2. Companies should ensure adequate cybersecurity risk management policies and procedures are in place. Companies should also adopt comprehensive policies and procedures related to cybersecurity and to assess their compliance regularly, including the sufficiency of their disclosure controls and procedures as they relate to cybersecurity disclosure. This assessment should include whether they have sufficient disclosure controls and procedures in place to ensure that relevant information about cybersecurity risks and incidents is processed and reported to the appropriate personnel, including up the corporate ladder, to enable senior management to make disclosure decisions and certifications. Senior management should also be enabled to facilitate policies and procedures designed to prohibit directors, officers and other corporate insiders from trading on the basis of material nonpublic information about cybersecurity risks and incidents. The Guidance reminds companies that pursuant to Exchange Act Rules 13a-15 and 15d-15, companies must maintain disclosure controls and procedures, and management must evaluate their effectiveness. These controls and procedures should enable companies to identify cybersecurity risks and incidents, assess and analyze their impact on a company's business, evaluate the significance associated with such risks and incidents, provide for open communications between technical experts and disclosure advisors, and make timely disclosures regarding such risks and incidents.

3. Companies and their directors, officers and other corporate insiders should be mindful of complying with the laws related to insider trading in connection with information about cybersecurity risks and incidents, including vulnerabilities and breaches. The Commission reminds companies of what should already be obvious, namely, that it is illegal to trade a security "on the basis of material nonpublic information about that security or issuer, in breach of a duty of trust or confidence that is owed directly, indirectly, or derivatively, to the issuer of that security or the shareholders of that issuer, or to any other person who is the source of the material nonpublic information." See Rule 10b5-1(a) of the Exchange Act. The Guidance explains that information about a company's cybersecurity risks and incidents may be material nonpublic information, and directors, officers and other corporate insiders would violate the antifraud provisions if they trade the company's securities in breach of their duty of trust or confidence while in possession of that material nonpublic information.

4. Finally, the Commission reminds companies that they may also have disclosure obligations under Regulation FD in connection with cybersecurity matters. Namely, companies should not selectively disclose material nonpublic information regarding cybersecurity risks and incidents to Regulation FD enumerated persons before disclosing that same information to the public.

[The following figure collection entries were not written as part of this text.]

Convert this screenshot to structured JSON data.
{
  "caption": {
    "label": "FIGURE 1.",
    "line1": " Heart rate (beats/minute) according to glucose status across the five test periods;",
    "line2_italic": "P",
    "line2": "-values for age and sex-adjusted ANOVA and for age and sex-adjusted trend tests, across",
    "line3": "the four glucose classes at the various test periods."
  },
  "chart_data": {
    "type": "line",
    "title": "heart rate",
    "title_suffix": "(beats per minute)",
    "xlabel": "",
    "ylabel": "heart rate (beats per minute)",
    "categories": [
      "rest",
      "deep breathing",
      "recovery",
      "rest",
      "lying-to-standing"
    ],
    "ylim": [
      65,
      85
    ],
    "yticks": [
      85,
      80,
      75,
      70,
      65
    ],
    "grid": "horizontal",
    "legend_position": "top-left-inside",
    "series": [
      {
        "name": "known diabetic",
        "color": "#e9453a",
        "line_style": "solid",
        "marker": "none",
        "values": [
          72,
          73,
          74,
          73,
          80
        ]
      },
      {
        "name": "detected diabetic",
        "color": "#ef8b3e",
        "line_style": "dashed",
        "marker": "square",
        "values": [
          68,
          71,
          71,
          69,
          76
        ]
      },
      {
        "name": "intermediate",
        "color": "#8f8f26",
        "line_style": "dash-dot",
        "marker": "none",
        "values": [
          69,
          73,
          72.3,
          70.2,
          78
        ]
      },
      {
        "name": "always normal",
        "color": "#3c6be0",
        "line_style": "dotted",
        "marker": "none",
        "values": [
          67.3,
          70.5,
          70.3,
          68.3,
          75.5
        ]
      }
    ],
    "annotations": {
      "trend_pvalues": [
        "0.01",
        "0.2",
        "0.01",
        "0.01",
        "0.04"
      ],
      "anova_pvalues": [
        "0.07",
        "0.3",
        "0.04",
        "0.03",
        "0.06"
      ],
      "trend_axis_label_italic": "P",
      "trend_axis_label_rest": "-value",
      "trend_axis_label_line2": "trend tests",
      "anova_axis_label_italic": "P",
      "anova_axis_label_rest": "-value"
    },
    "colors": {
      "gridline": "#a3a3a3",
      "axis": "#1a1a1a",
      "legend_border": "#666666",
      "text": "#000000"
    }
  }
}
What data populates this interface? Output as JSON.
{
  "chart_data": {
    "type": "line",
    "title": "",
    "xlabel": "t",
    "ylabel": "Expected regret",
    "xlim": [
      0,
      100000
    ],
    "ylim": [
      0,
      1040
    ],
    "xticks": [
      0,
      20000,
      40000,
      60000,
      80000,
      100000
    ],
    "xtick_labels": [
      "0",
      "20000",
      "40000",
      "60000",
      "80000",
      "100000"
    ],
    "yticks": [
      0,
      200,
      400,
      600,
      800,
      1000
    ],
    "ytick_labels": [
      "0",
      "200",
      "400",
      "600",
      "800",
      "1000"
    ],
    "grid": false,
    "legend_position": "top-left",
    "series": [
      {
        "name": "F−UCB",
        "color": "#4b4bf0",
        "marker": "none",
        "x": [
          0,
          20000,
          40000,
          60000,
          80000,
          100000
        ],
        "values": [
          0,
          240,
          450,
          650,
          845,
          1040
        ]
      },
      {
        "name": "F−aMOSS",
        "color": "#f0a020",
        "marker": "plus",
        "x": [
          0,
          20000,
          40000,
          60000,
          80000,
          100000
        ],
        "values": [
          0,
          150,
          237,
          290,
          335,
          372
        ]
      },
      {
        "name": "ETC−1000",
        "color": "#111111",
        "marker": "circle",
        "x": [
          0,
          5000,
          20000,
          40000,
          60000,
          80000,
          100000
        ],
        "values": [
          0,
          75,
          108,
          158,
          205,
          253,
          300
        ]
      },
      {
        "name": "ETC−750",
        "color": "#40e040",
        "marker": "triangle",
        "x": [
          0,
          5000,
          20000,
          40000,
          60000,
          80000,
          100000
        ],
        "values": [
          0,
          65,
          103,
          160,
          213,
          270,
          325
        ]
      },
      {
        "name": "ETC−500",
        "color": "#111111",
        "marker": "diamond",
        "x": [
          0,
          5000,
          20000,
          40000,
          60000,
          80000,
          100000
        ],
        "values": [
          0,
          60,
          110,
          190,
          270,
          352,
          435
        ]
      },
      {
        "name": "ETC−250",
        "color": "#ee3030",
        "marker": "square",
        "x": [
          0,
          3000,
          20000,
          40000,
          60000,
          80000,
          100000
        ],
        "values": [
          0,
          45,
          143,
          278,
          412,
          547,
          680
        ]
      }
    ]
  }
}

The Commission warns that it will continue to monitor cybersecurity disclosures carefully.

One thing is for sure: the SEC's focus on cybersecurity-related matters is not going away. Companies need to ensure that they have sufficient policies and procedures in place to address cyber-related concerns, should consider whether any disclosure requirements necessitate disclosure of cyber-related issues, and must evaluate SEC risks when handling and responding to a cyber incident.